⁠O CEGO, E O OUTRO QUE VIA Havia na... José D'Assunção Barros

⁠O CEGO, E O OUTRO QUE VIA Havia na estrada do mundo um Cego, e um Outro que via O Cego tinha uma estrela cujo brilho não sabia A Noite não lhe era um mal pois ... Frase de José D'Assunção Barros.

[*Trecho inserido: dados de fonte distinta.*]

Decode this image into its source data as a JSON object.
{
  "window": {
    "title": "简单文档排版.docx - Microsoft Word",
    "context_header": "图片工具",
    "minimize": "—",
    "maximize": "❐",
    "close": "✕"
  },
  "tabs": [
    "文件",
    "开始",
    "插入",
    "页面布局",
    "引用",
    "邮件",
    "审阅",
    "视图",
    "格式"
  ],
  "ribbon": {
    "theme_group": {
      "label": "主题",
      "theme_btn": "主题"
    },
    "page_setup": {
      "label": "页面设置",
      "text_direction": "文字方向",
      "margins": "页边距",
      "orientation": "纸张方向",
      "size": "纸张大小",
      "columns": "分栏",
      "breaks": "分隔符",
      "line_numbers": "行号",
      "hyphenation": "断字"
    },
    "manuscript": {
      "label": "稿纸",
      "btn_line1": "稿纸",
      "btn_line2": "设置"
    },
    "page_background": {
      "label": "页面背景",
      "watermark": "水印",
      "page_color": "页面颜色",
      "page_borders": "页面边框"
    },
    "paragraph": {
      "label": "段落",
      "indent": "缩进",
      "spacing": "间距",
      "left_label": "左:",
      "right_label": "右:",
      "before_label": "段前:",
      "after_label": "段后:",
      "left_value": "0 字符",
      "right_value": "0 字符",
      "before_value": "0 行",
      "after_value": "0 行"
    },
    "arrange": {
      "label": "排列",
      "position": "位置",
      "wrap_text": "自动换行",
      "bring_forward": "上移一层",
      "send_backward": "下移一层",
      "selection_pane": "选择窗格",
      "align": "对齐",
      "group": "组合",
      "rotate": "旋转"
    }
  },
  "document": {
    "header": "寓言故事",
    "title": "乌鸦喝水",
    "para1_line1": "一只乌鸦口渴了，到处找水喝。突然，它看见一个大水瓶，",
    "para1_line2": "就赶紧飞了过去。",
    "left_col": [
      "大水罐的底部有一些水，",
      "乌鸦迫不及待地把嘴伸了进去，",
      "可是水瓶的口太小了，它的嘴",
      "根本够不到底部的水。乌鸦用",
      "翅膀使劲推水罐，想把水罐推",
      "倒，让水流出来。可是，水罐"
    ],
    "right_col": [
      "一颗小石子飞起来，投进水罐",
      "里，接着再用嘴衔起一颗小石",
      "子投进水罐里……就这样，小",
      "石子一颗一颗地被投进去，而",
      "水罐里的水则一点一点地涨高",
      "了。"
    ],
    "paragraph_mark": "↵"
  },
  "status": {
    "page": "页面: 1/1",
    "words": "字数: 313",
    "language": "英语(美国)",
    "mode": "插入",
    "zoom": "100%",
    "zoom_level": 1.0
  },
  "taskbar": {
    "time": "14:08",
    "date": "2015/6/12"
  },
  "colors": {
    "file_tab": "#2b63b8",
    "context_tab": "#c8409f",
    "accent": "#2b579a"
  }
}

⁠O CEGO, E O OUTRO QUE VIA


Havia na estrada do mundo
um Cego, e um Outro
que via

O Cego tinha uma estrela
cujo brilho não sabia
A Noite não lhe era um mal
pois não via o que não devia

O Outro tinha três olhos
e pelo excesso sofria
pois via com o olho da sobra
tudo aquilo que não podia

Numa flor via seus átomos
e nessa profundidade desastrada
Toda beleza se perdia

No perfume sentia cheiros
(cada nota em separado)
pelo nariz lúcido e enfermo
que todo aroma dissolvia

E assim, pela estrada do mundo
Ia o Cego, e o Outro que via

O que via indagava a causa
e o Cego gozava o efeito
Sendo feliz porque não via

Contava-se nas estalagens
Por onde a estrada passava
Que Um era a sombra do Outro
E os Dois, partes de um mesmo ser
Cuja felicidade de ver
Somente estava onde não devia


[publicado em Recital, vol.3, nº1, 2021]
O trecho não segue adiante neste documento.